The article quotes Christopher M. Callagy, a union attorney, as saying that the union's chief political efforts are in Albany. This is a lie. The union leadership has repeatedly notified faculty of Iraqi War protests, and used their time and union resources for such protests.

Moreover, the article points out that even Albany lobbying is not considered a collective bargaining expense:

"Mr. Seidemann pointed out in an interview on Wednesday. 'Lobbying for an increased budget for education—that is a political act,' Mr. Seidemann said. ['']There may be people who think education should be supported by property taxes or should be supported totally by tuition.' Mr. Seidemann said that...he distrusts the union's management and wants to give it as little financial support as possible. "

The article adds that Professor Seidemann is continuing with a further complaint. He is asking the judge to require that the union file its financial data online on a specific date. No more Enron-style financials for the Professional Staff Congress.

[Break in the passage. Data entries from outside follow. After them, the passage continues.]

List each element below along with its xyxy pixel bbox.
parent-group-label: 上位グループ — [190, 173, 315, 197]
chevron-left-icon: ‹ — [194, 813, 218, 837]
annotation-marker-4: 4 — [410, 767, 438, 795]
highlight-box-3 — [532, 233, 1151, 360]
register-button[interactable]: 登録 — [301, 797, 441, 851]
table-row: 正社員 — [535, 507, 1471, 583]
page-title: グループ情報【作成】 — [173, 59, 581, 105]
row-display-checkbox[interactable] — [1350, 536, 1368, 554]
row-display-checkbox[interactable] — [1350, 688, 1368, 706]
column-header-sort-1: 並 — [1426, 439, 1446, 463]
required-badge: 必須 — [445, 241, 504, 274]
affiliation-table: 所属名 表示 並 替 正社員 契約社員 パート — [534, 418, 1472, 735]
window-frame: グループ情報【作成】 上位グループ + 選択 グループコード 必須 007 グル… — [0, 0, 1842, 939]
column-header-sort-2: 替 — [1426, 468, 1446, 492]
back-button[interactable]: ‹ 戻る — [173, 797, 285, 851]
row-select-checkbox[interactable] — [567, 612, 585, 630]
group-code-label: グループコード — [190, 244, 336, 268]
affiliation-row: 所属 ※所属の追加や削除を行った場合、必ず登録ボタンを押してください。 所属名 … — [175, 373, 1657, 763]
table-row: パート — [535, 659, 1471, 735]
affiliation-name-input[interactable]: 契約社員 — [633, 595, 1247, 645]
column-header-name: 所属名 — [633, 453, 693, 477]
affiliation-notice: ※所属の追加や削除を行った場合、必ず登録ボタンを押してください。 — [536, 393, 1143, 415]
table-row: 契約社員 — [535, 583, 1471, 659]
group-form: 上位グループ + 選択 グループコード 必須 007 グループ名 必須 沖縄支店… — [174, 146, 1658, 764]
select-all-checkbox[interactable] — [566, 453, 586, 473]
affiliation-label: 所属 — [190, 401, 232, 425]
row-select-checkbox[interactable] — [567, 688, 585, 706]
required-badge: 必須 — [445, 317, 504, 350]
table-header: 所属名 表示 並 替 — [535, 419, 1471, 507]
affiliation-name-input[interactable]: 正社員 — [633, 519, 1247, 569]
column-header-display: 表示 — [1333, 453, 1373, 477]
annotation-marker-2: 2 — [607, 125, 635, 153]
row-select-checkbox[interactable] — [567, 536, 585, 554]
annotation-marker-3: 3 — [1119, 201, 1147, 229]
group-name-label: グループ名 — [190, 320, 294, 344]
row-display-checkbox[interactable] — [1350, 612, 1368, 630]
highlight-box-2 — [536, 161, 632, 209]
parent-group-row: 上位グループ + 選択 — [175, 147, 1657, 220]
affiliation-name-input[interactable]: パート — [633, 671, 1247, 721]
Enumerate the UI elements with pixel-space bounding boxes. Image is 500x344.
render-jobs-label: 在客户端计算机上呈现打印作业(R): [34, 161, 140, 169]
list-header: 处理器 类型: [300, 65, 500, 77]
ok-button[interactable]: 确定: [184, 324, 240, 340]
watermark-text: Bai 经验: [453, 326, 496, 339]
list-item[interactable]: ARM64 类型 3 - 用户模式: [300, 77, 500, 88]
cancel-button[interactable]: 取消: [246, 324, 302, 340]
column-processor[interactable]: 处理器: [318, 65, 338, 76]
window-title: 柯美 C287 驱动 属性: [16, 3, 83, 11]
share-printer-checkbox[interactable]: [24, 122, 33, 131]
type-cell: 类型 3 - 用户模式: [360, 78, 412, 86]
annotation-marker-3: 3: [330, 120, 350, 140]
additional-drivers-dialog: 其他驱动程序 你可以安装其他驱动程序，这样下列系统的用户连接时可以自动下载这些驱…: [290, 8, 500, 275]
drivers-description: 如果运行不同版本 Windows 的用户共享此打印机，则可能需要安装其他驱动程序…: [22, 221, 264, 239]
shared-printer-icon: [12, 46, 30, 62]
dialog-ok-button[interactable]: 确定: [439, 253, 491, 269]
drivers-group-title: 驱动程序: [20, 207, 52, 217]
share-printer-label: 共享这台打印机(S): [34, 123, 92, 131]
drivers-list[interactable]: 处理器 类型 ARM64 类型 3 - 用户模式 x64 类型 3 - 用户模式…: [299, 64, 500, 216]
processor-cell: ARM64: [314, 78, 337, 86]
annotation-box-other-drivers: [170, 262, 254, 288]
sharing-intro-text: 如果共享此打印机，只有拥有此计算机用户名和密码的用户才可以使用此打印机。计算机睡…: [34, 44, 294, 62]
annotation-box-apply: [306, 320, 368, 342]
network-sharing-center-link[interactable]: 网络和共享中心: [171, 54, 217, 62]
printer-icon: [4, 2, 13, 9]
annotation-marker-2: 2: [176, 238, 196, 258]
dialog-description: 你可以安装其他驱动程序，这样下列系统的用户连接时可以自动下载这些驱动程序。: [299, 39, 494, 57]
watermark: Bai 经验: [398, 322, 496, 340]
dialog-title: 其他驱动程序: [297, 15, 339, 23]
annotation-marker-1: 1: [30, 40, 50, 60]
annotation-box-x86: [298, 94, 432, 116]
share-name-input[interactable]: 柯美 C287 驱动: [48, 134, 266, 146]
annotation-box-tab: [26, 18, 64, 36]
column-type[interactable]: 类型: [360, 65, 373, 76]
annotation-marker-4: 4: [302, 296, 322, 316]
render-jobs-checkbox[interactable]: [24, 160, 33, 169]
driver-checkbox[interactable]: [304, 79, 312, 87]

Professor Seidemann has performed an important social service, and he deserves an award. However, I would argue that his case does not go far enough. The case of Lehnert v. Ferris Faculty Association on which Judge Lois Bloom relies in the Seidemann case assumes that agency payers may be free riders because they receive union benefits but do not contribute to the costs of negotiation. But the PSC has won no benefits for its membership. Rather, because of the PSC's incompetent negotiation stance, silly demonstrations, and adverserial approach, the union has managed to diminish faculty wages and benefits. An equitable rendering of the Lehnert decision ought to be that where unions reduce wages, agency payers should be reimbursed for their losses because of the union's incompetence. Perhaps the next step ought to be to try this case under equity principles.